I have added SOME comments, but for FULL details, you need to do man tcsetattr - there are a whole lot of settings that may or may not help you. This is configured to read data of "any" kind, and exit if you hit escape (it also exits if you hit an arrow-key or similar, because those translate to an ESC-something sequence, and thus will trigger the "exit" functionality. It's a good idea to not crash out of, or set up some handler to restore the terminal behaviour, as if you do accidentally exit before you've restored to original setting, the console will act a tad weird.
#include <termios.h>
#include <unistd.h>
#include <cassert>
#include <iostream>
const int STDIN_HANDLE = 0;
int main()
{
termios tios, original;
int status;
status = tcgetattr(STDIN_HANDLE, &tios);
assert(status >= 0);
original = tios;
// Set some input flags
tios.c_iflag &= ~IXOFF; // Turn off XON/XOFF...
tios.c_iflag &= ~INLCR; // Don't translate NL to CR.
// Set some output flags
// tios.c_oflag = ... // not needed, I think.
// Local modes flags.
tios.c_lflag &= ~ISIG; // Don't signal on CTRL-C, CTRL-Z, etc.
tios.c_lflag &= ~ICANON; // Don't read a whole line at a time.
tios.c_lflag &= ~(ECHO | ECHOE | ECHOK); // Don't show the input.
// Set some other parameters
tios.c_cc[VTIME] = 5; // 0.5 second timeout.
tios.c_cc[VMIN] = 0; // Read single character at a time.

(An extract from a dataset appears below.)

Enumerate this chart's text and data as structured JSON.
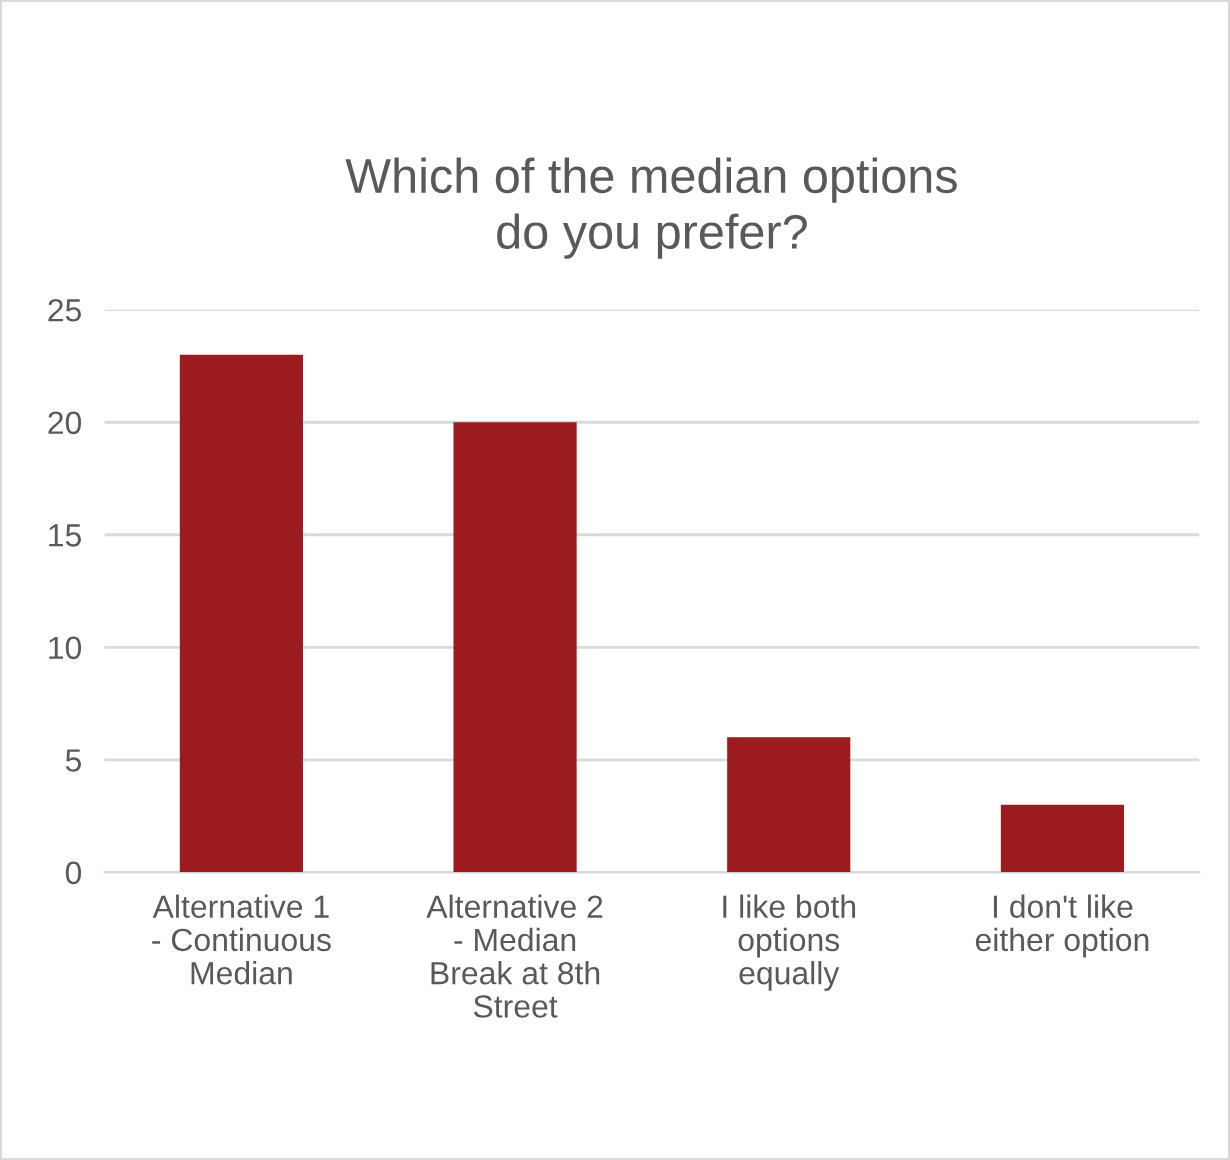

status = tcsetattr(STDIN_HANDLE, TCSANOW, &tios);
assert(status >= 0);
char buffer[256];
int tocount = 0;
for(;;)
{
int count = read(STDIN_HANDLE, buffer, sizeof(buffer));
if (count < 0)
{
std::cout << "Error..." << std::endl;
break;
}
if (count == 0)
{
// No input for VTIME * 0.1s.
tocount++;
if (tocount > 5)
{
std::cout << "Hmmm. No input for a bit..." << std::endl;
tocount = 0;
}
}
else
{
tocount = 0;
if (buffer[0]== 27) // Escape
{
break;
}
for(int i = 0; i < count; i++)
{
std::cout << std::hex << (unsigned)buffer[i] << " ";
if (!(i % 16))
{
std::cout << std::endl;
}
}
std::cout << std::endl;
}
}
status = tcsetattr(STDIN_HANDLE, TCSANOW, &original);
return 0;
}
If your instrumentation offers a stream interface, and assuming that it would wait before returning whenever no input is available, I'd suggest to simply use :
cin.ignore(numeric_limits<streamsize>::max(),'\r'); // ignore everything until '\r'
Another alternative could be to use poll, which provides a mechanism for multiplexing (and waiting for) input/output over a set of file descriptors. This has the advantage of letting you read several instrumentation devices if you'd need.